Previous proposals from the Cameron Group have included additional retail and a rooftop garden atop the Wal-Mart.
Many neighbors have opposed Valenti’s plan to make a Wal-Mart the center of the project. Wal -Mart would reportedly close its nearby, older Roeland Park store and open at Gateway. But some Mission residents fear the competitive effect of a Wal Mart on smaller Johnson Drive merchants, while others believe the size of the proposed Wal-Mart exceeds the limits of Mission’s mixed-use zoning.
Count among the likely opponents two new members of the Mission City Council, elected in April.
Kristin Inman defeated incumbent Ward 3 Council member Jennifer Cowdry while Nick Schlossmacher replaced Ward 2’s Amy Miller, who did not seek reelection. Cowdry voted for the latest version of the Gateway plan, while both of the newcomers have expressed skepticism.
Earlier this month, retired physician Tom Geraghty was named to fill the unexpired term of Jason Vaughn, who had previously supported the project. Geraghty could not be reached for comment on his views of the project.

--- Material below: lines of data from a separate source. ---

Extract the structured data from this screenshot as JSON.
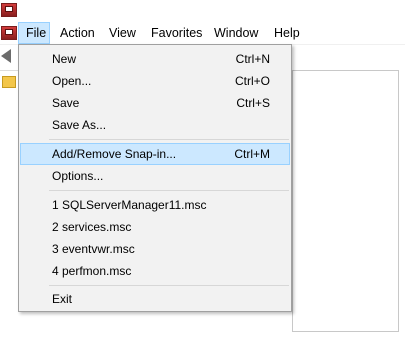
{
  "menubar": {
    "items": [
      {
        "label": "File"
      },
      {
        "label": "Action"
      },
      {
        "label": "View"
      },
      {
        "label": "Favorites"
      },
      {
        "label": "Window"
      },
      {
        "label": "Help"
      }
    ]
  },
  "file_menu": {
    "items": [
      {
        "label": "New",
        "shortcut": "Ctrl+N"
      },
      {
        "label": "Open...",
        "shortcut": "Ctrl+O"
      },
      {
        "label": "Save",
        "shortcut": "Ctrl+S"
      },
      {
        "label": "Save As...",
        "shortcut": ""
      },
      {
        "label": "Add/Remove Snap-in...",
        "shortcut": "Ctrl+M"
      },
      {
        "label": "Options...",
        "shortcut": ""
      },
      {
        "label": "1 SQLServerManager11.msc",
        "shortcut": ""
      },
      {
        "label": "2 services.msc",
        "shortcut": ""
      },
      {
        "label": "3 eventvwr.msc",
        "shortcut": ""
      },
      {
        "label": "4 perfmon.msc",
        "shortcut": ""
      },
      {
        "label": "Exit",
        "shortcut": ""
      }
    ]
  },
  "colors": {
    "highlight": "#cce8ff",
    "highlight_border": "#99d1ff",
    "menu_background": "#f2f2f2"
  }
}
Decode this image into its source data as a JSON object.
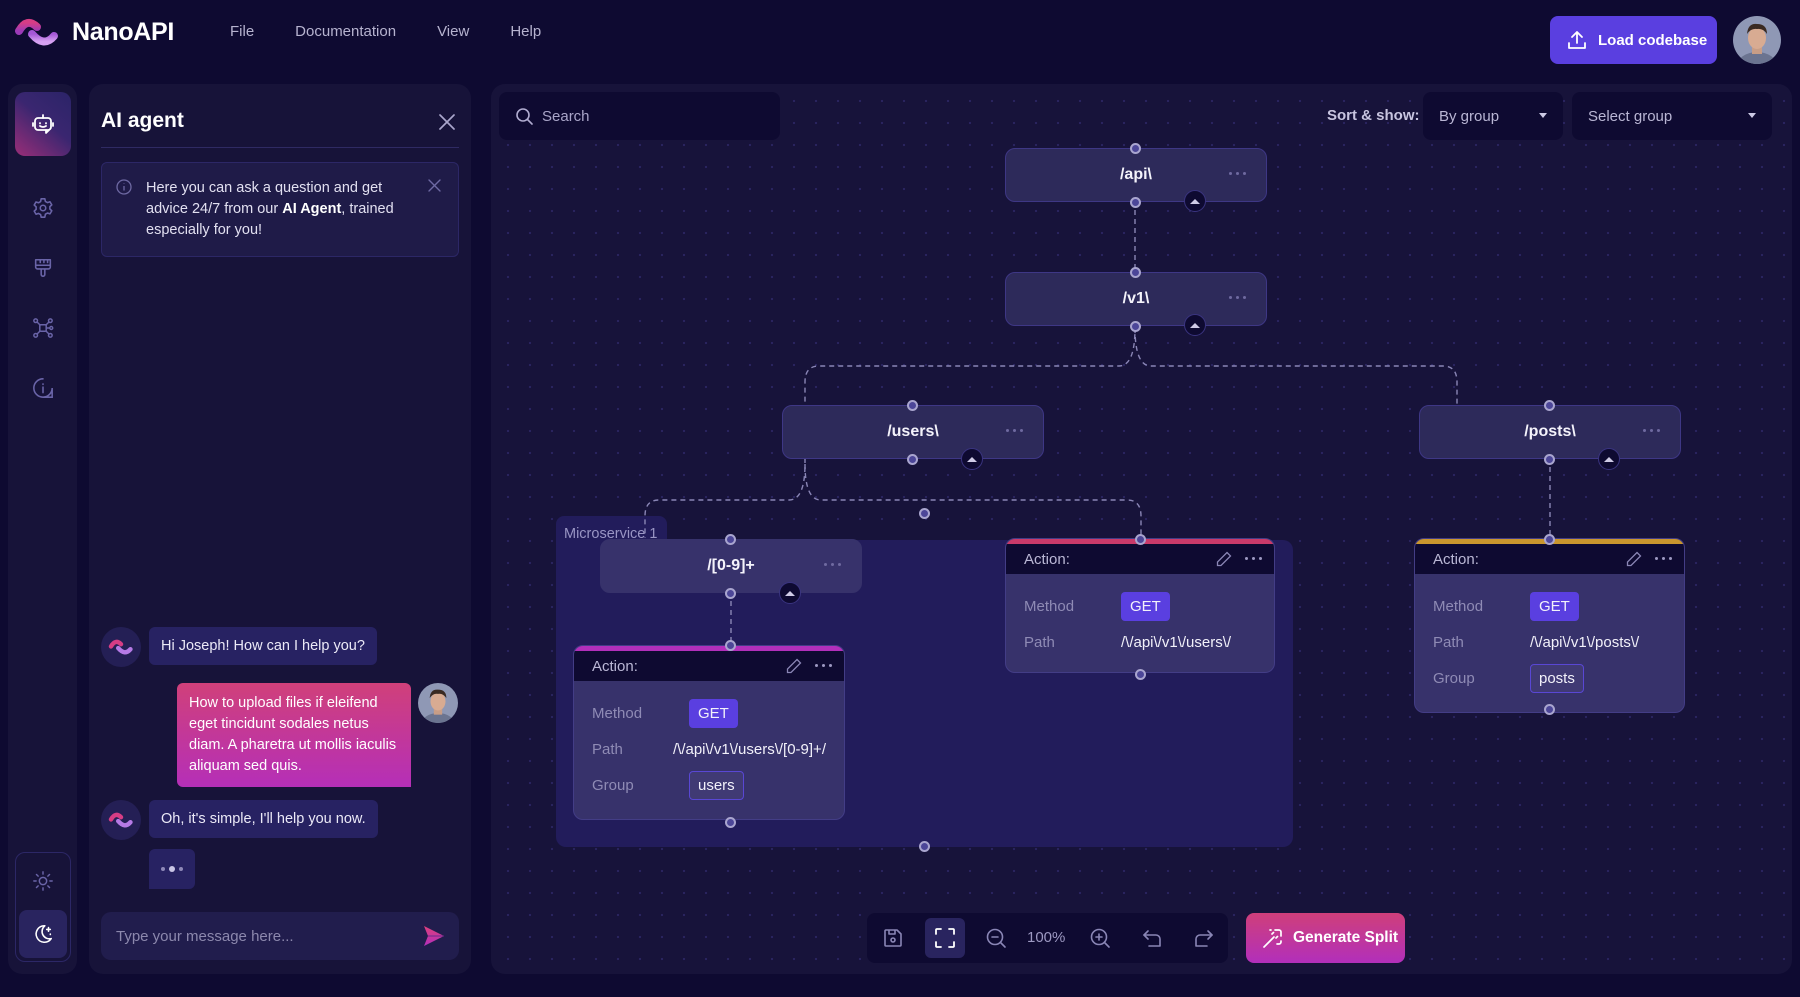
{
  "app": {
    "brand": "NanoAPI",
    "menu": [
      "File",
      "Documentation",
      "View",
      "Help"
    ],
    "load_button": "Load codebase",
    "colors": {
      "accent": "#5a3fe0",
      "pink": "#d0407a",
      "magenta": "#b22fbb",
      "bg": "#0e0a31",
      "panel": "#171339"
    }
  },
  "rail": {
    "items": [
      {
        "icon": "robot-icon",
        "label": "AI agent",
        "active": true
      },
      {
        "icon": "gear-icon",
        "label": "Settings",
        "active": false
      },
      {
        "icon": "paintbrush-icon",
        "label": "Theme",
        "active": false
      },
      {
        "icon": "network-icon",
        "label": "Graph",
        "active": false
      },
      {
        "icon": "info-icon",
        "label": "Info",
        "active": false
      }
    ],
    "theme": {
      "light_icon": "sun-icon",
      "dark_icon": "moon-icon",
      "selected": "dark"
    }
  },
  "agent": {
    "title": "AI agent",
    "info": {
      "pre": "Here you can ask a question and get advice 24/7 from our ",
      "bold": "AI Agent",
      "post": ", trained especially for you!"
    },
    "messages": [
      {
        "from": "bot",
        "text": "Hi Joseph! How can I help you?"
      },
      {
        "from": "user",
        "text": "How to upload files if eleifend eget tincidunt sodales netus diam. A pharetra ut mollis iaculis aliquam sed quis."
      },
      {
        "from": "bot",
        "text": "Oh, it's simple, I'll help you now."
      }
    ],
    "typing": true,
    "input_placeholder": "Type your message here..."
  },
  "canvas": {
    "search_placeholder": "Search",
    "sort_label": "Sort & show:",
    "sort_value": "By group",
    "group_select_placeholder": "Select group",
    "group_label": "Microservice 1",
    "nodes": {
      "api": "/api\\",
      "v1": "/v1\\",
      "users": "/users\\",
      "posts": "/posts\\",
      "id": "/[0-9]+"
    },
    "actions": [
      {
        "id": "users-id",
        "title": "Action:",
        "accent": "#b22fbb",
        "method": "GET",
        "path": "/\\/api\\/v1\\/users\\/[0-9]+/",
        "group": "users"
      },
      {
        "id": "users",
        "title": "Action:",
        "accent": "#c93a6a",
        "method": "GET",
        "path": "/\\/api\\/v1\\/users\\/",
        "group": null
      },
      {
        "id": "posts",
        "title": "Action:",
        "accent": "#c9962e",
        "method": "GET",
        "path": "/\\/api\\/v1\\/posts\\/",
        "group": "posts"
      }
    ],
    "labels": {
      "method": "Method",
      "path": "Path",
      "group": "Group"
    },
    "toolbar": {
      "zoom": "100%"
    },
    "generate_button": "Generate Split"
  }
}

Inman made opposition to any plan to bring Wal- Mart to Johnson Drive a centerpiece of her campaign. She said she told Valenti of her position during a recent meeting at the Sylvester Powell Jr. Community Center.
“I explained my position on mixed-use zoning,” Inman said. “I still don’t want a Wal -Mart, and I won’t be voting for any financial incentives from the city.”

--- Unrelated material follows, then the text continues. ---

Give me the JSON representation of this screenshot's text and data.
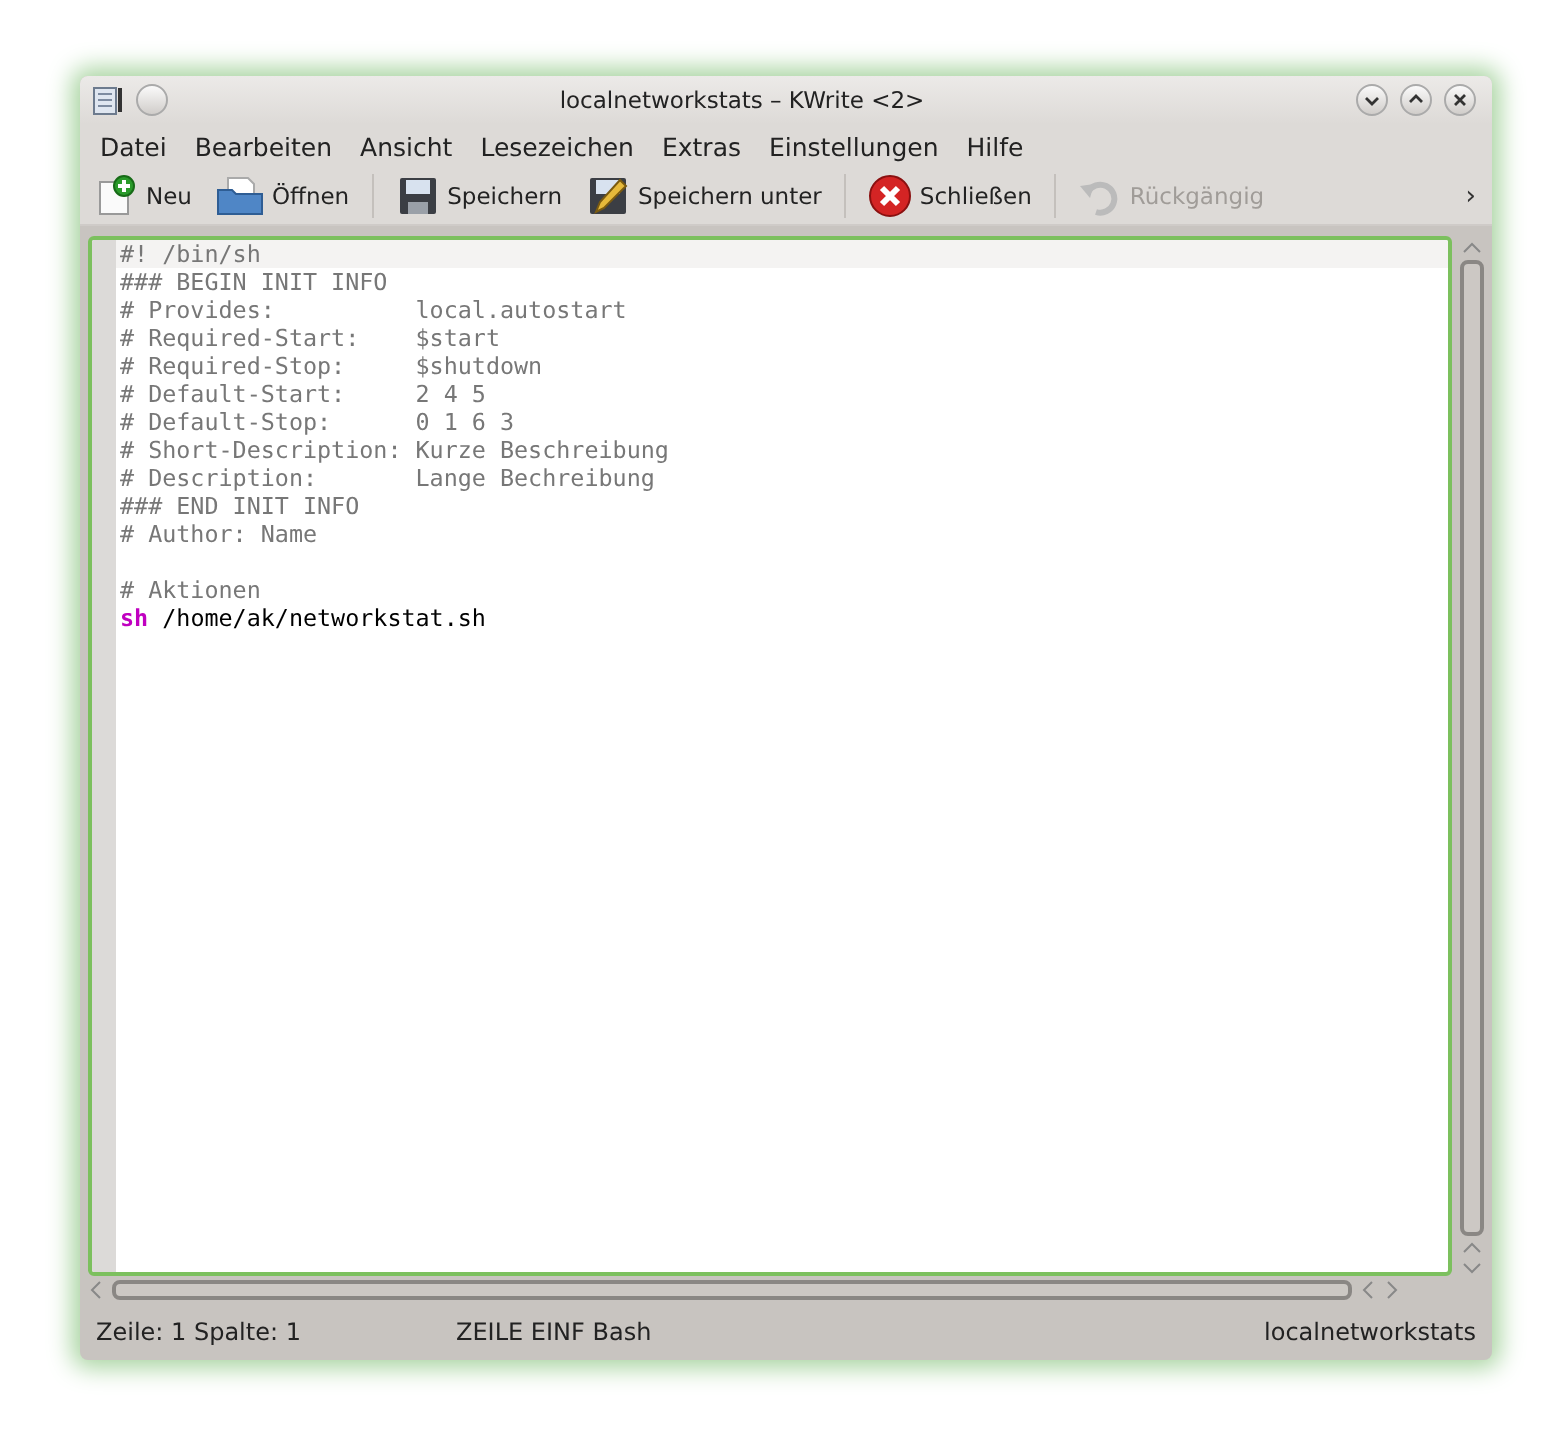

Valenti did not respond to repeated requests for comment on his latest version of the Gateway plan.
“I don’t believe it’s in line with the mixed-use zoning,” Schlossmacher said, adding that he told Valenti as much during a recent meeting.
“If you read the minutes of the Planning Commission meetings in December and January, they are granting exceptions to the zoning,” Schlossmacher said. “OK, why do you have a Planning Commission, and why do you have zoning, if you are granting exceptions? We need to bring things more in line with what the people of the city want. … They didn’t want a big box in that corridor.”
This latest version of the Gateway plan differs from the most recent one in that it includes apartments on top of the Wal -Mart building and not just adjacent to it. The parking structure is shielded from the street by buildings, as opposed to a surface lot surrounding buildings.
Other facets of the design include a 200-room hotel, other retail space and an office building.
Mayor Schowengerdt said Valenti could withdraw the latest plan and proceed with the previous, council-approved version. In any case, he would need council approval of a development agreement if he wants to receive Tax Increment Financing and Community Improvement District tax funding.